Define "Trig". Define "Calculus". There's a significant amount of calculus that involves trig, so I think you'd have a hard time completely separating them, much less comparing difficulty (which, as jtbell said, is something else that needs defining here).
I never took a class in trig, but I can tell you that it'd probably be 'harder' than calculus. I say this because in calculus, you've improved your mathematical maturity to a much greater level. Perhaps I'm just unique, but by the time I was halfway through calc III, I felt like I understood math pretty well from an applied standpoint, and even knew a little theory. Trig though ... that's just memorizing formulas. I didn't understand what was going on with the identities until I'd practiced my algebra skills in calculus. YMMV
And also why don't you tell us why you have this question? It would help to have some context. edit: I totally agree with what Angry Citizen said.
calculus involves the concepts of derivatives and integrals of functions. trig functions are one class of functions. so trig is more the study of one class of examples and calculus is an idea. in practice one applies the idea behind calculus to examples like those found in trig. thus if you study calculus purely abstractly, it might seem easier than trig, but if you study the examples of calculus, then trig will be a necessary prerequisite to doing calculus in many cases of practical interest. I myself learned advanced calculus of banach spaces a la loomis and sternberg before learning trig. a kind of goofy progression. i could prove the graph of a function of bounded variation had measure zero before i learned to integrate tan(x). i do not recommend this order of topics. in general, walk first, then run. but one could learn first the calculus of polynomial functions, before knowing trig.
Very nice:) Anyways I don't like Trig because many teachers require memorization (atleast at my high schools and no proofs, not that it's terribly hard to prove though).
i don't think there really is a difference in terms of difficulty. It's the same as anything in maths really, you just have to practice it until it becomes automatic and you don't even stop to think about difficulty.
The question is due to - for some people trig seems to be much harder than calculus? How daunting. Since most, if not all schools teach trig before calculus?
yeah Its silly to have students memorize things because the good teachers derive everything so the students in the class can understand why each formula has the look that it has.

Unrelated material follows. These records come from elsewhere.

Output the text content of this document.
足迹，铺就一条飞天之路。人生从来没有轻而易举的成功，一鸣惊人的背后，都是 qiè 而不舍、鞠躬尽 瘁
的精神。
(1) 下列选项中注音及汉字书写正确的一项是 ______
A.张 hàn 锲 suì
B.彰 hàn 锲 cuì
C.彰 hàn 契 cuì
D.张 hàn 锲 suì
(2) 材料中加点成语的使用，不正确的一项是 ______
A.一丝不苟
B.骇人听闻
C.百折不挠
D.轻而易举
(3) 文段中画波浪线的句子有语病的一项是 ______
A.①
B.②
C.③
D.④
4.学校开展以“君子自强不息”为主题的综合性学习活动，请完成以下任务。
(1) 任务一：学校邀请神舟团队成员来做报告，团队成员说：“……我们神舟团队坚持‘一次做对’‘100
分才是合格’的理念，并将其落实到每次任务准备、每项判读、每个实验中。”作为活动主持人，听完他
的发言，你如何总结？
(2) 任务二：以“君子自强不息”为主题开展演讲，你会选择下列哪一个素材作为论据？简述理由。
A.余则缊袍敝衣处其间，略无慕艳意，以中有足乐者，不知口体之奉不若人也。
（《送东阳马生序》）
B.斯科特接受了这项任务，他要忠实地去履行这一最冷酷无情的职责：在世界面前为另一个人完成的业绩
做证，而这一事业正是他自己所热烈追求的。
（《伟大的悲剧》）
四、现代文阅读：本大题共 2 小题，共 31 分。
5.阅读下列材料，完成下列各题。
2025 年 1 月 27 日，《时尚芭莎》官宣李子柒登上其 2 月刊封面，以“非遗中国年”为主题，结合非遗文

Then your not memorizing but understanding .
I had a MUCH harder time grasping concepts in my trig class than I did in my calculus class. Calculus was, by far, the easiest math class for me in high school.
The rigorous study of calculus can get pretty tough. If you are talking about the "computational" calculus then that is a lot easier though.
On the other hand, computational trig as it's generally taught in high school is a lot easier than calculus. You usually need to be able to do that sort of trig to be able to do computational calculus.
Hmm Calculus is harder, computational or rigorous, except if you only integrate x dx and derivate e^x Atleast in my calculus course you had to know trigonometry pretty well or you would certainly fail.